Rumors began spreading in regards to a top-of-the-line accessory for wahl clippers in early 2015. With the knowledge that we had to test the product, we sent a colleague out to Tokyo’s Akihabara electronics shopping district to pick up one 9095cc.
On first glance, the biggest difference between the Series 9 and also the Series 7 is size. Even though the razors weigh the identical-each about 7.6 ounces-the Series 9 is longer, has more girth, and it has an even more top-heavy balance due to its quadruple-headed shaving mechanism.

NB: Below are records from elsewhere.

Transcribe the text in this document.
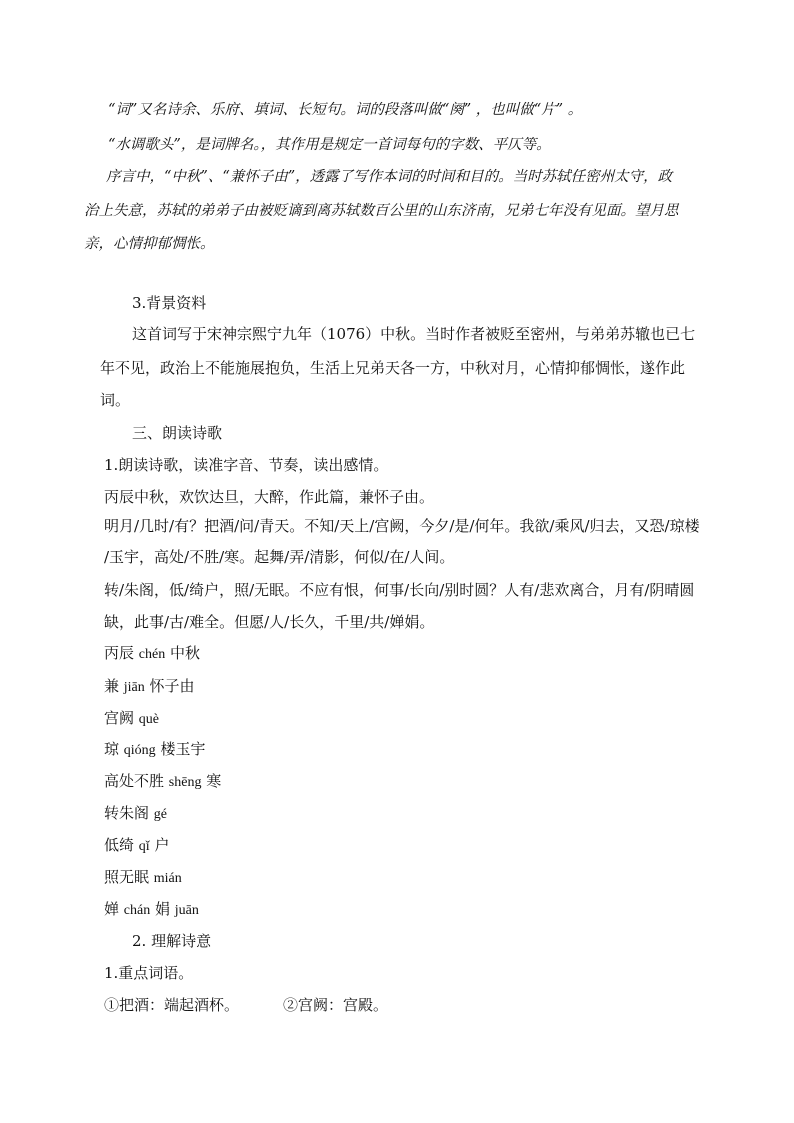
“词”又名诗余、乐府、填词、长短句。词的段落叫做“阕” ，也叫做“片” 。
“水调歌头”，是词牌名。，其作用是规定一首词每句的字数、平仄等。
序言中，“中秋”、“兼怀子由”，透露了写作本词的时间和目的。当时苏轼任密州太守，政
治上失意，苏轼的弟弟子由被贬谪到离苏轼数百公里的山东济南，兄弟七年没有见面。望月思
亲，心情抑郁惆怅。
3.背景资料
这首词写于宋神宗熙宁九年（1076）中秋。当时作者被贬至密州，与弟弟苏辙也已七
年不见，政治上不能施展抱负，生活上兄弟天各一方，中秋对月，心情抑郁惆怅，遂作此
词。
三、朗读诗歌
1.朗读诗歌，读准字音、节奏，读出感情。
丙辰中秋，欢饮达旦，大醉，作此篇，兼怀子由。
明月/几时/有？把酒/问/青天。不知/天上/宫阙，今夕/是/何年。我欲/乘风/归去，又恐/琼楼
/玉宇，高处/不胜/寒。起舞/弄/清影，何似/在/人间。
转/朱阁，低/绮户，照/无眠。不应有恨，何事/长向/别时圆？人有/悲欢离合，月有/阴晴圆
缺，此事/古/难全。但愿/人/长久，千里/共/婵娟。
丙辰 chén 中秋
兼 jiān 怀子由
宫阙 què
琼 qióng 楼玉宇
高处不胜 shēng 寒
转朱阁 gé
低绮 qǐ 户
照无眠 mián
婵 chán 娟 juān
2. 理解诗意
1.重点词语。
①把酒：端起酒杯。	②宫阙：宫殿。
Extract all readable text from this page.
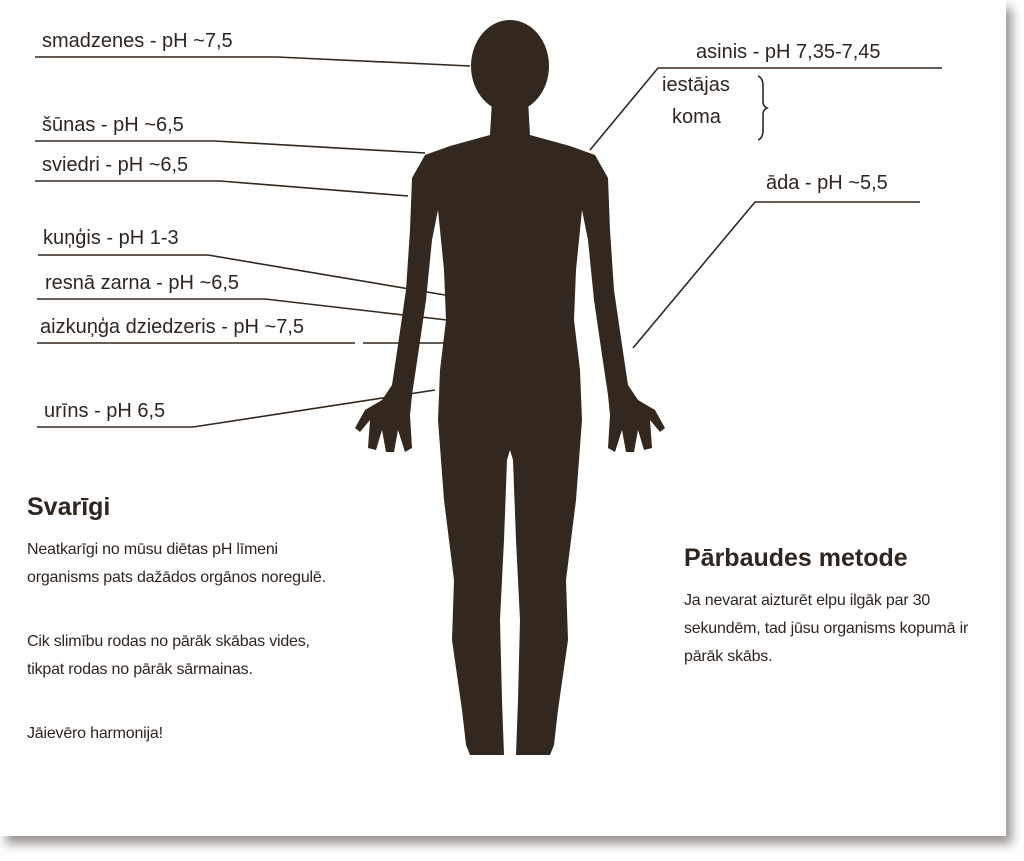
smadzenes - pH ~7,5
šūnas - pH ~6,5
sviedri - pH ~6,5
kuņģis - pH 1-3
resnā zarna - pH ~6,5
aizkuņģa dziedzeris - pH ~7,5
urīns - pH 6,5
asinis - pH 7,35-7,45
iestājas
koma
āda - pH ~5,5
Svarīgi

Neatkarīgi no mūsu diētas pH līmeni organisms pats dažādos orgānos noregulē.

Cik slimību rodas no pārāk skābas vides, tikpat rodas no pārāk sārmainas.

Jāievēro harmonija!

Pārbaudes metode

Ja nevarat aizturēt elpu ilgāk par 30 sekundēm, tad jūsu organisms kopumā ir pārāk skābs.
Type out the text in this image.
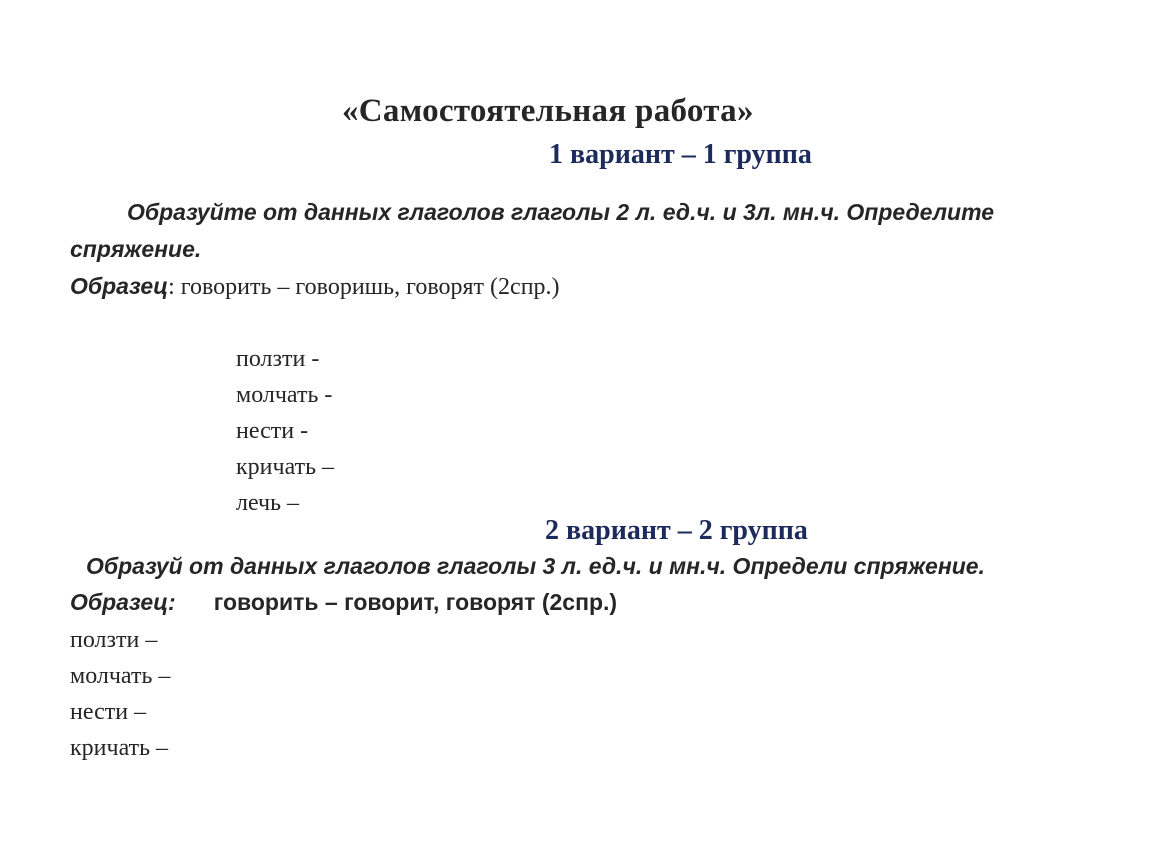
«Самостоятельная работа»
1 вариант – 1 группа
Образуйте от данных глаголов глаголы 2 л. ед.ч. и 3л. мн.ч. Определите
спряжение.
Образец: говорить – говоришь, говорят (2спр.)
ползти -
молчать -
нести -
кричать –
лечь –
2 вариант – 2 группа
Образуй от данных глаголов глаголы 3 л. ед.ч. и мн.ч. Определи спряжение.
Образец: говорить – говорит, говорят (2спр.)
ползти –
молчать –
нести –
кричать –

That four-way head sticks to the company’s traditional two-foil 78dexppky but adds a set of additional cutting mechanisms, a new “direct & cut” trimmer along with a “hyper-lift & cut” trimmer, that this company claims better snag wiry, unruly whiskers.
All of this means-and the majority of of our own testers agreed-how the Series 9 is definitely an amazing shaver. For those who loved it, it shaved faster and smoother than anything we tried. For everyone else, the Series 7 is certain to get your skin smooth quickly enough as well as at an adequate amount of a savings to get several years’ amount of replacement cutting blocks, foils, and cleaning solution.

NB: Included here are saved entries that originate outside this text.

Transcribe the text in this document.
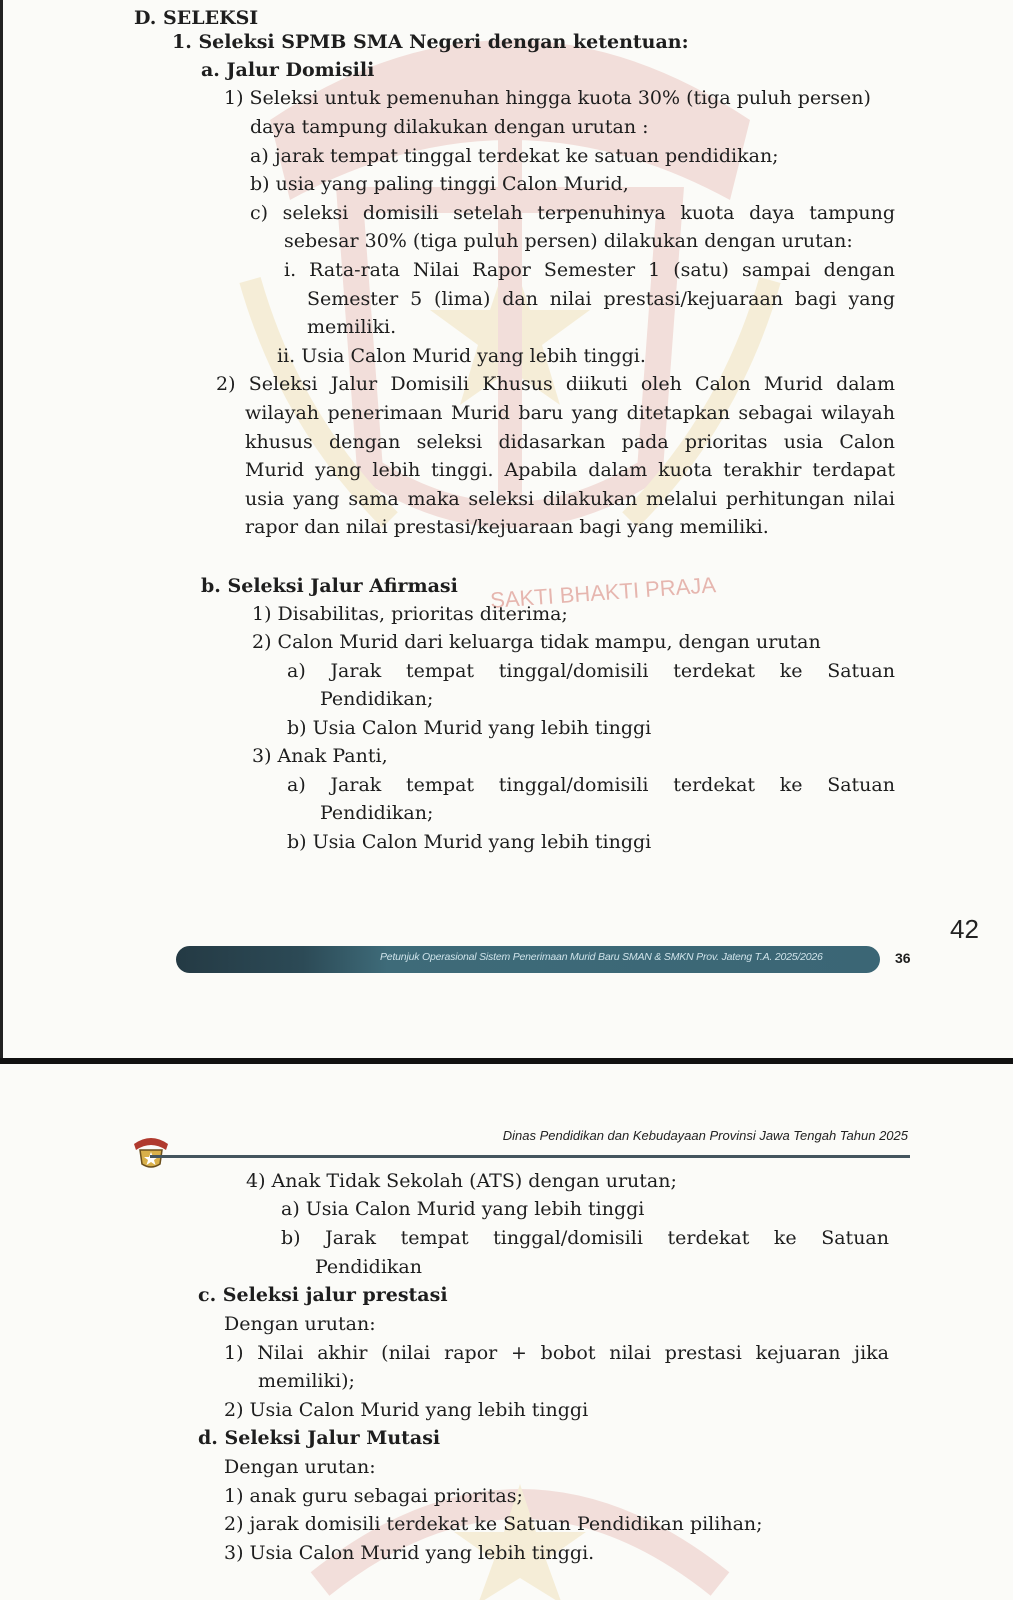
SAKTI BHAKTI PRAJA
D. SELEKSI
1. Seleksi SPMB SMA Negeri dengan ketentuan:
a. Jalur Domisili
1) Seleksi untuk pemenuhan hingga kuota 30% (tiga puluh persen)
daya tampung dilakukan dengan urutan :
a) jarak tempat tinggal terdekat ke satuan pendidikan;
b) usia yang paling tinggi Calon Murid,
c) seleksi domisili setelah terpenuhinya kuota daya tampung
sebesar 30% (tiga puluh persen) dilakukan dengan urutan:
i. Rata-rata Nilai Rapor Semester 1 (satu) sampai dengan
Semester 5 (lima) dan nilai prestasi/kejuaraan bagi yang
memiliki.
ii. Usia Calon Murid yang lebih tinggi.
2) Seleksi Jalur Domisili Khusus diikuti oleh Calon Murid dalam
wilayah penerimaan Murid baru yang ditetapkan sebagai wilayah
khusus dengan seleksi didasarkan pada prioritas usia Calon
Murid yang lebih tinggi. Apabila dalam kuota terakhir terdapat
usia yang sama maka seleksi dilakukan melalui perhitungan nilai
rapor dan nilai prestasi/kejuaraan bagi yang memiliki.
b. Seleksi Jalur Afirmasi
1) Disabilitas, prioritas diterima;
2) Calon Murid dari keluarga tidak mampu, dengan urutan
a) Jarak tempat tinggal/domisili terdekat ke Satuan
Pendidikan;
b) Usia Calon Murid yang lebih tinggi
3) Anak Panti,
a) Jarak tempat tinggal/domisili terdekat ke Satuan
Pendidikan;
b) Usia Calon Murid yang lebih tinggi
42
Petunjuk Operasional Sistem Penerimaan Murid Baru SMAN & SMKN Prov. Jateng T.A. 2025/2026	36
Dinas Pendidikan dan Kebudayaan Provinsi Jawa Tengah Tahun 2025
4) Anak Tidak Sekolah (ATS) dengan urutan;
a) Usia Calon Murid yang lebih tinggi
b) Jarak tempat tinggal/domisili terdekat ke Satuan
Pendidikan
c. Seleksi jalur prestasi
Dengan urutan:
1) Nilai akhir (nilai rapor + bobot nilai prestasi kejuaran jika
memiliki);
2) Usia Calon Murid yang lebih tinggi
d. Seleksi Jalur Mutasi
Dengan urutan:
1) anak guru sebagai prioritas;
2) jarak domisili terdekat ke Satuan Pendidikan pilihan;
3) Usia Calon Murid yang lebih tinggi.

While seeking for models under $50, we learned that the Remington F5-5800 supports the fort versus the lower-end Brauns and Panasonics. It utilizes a NiMH battery, as opposed to lithium-ion as the Brauns do, but Amazon reviewers are convinced that they get more than an hour or so of shaving per charge time even after several years of usage. Remington’s replacement foils are half the price of Braun’s and Panasonic’s as well (and you might have to replace them more, not because they’re any less durable, but since the Remington comes simply with an inexpensive plastic head protector that’s easily lost). Nevertheless, the Remington offers generally good performan.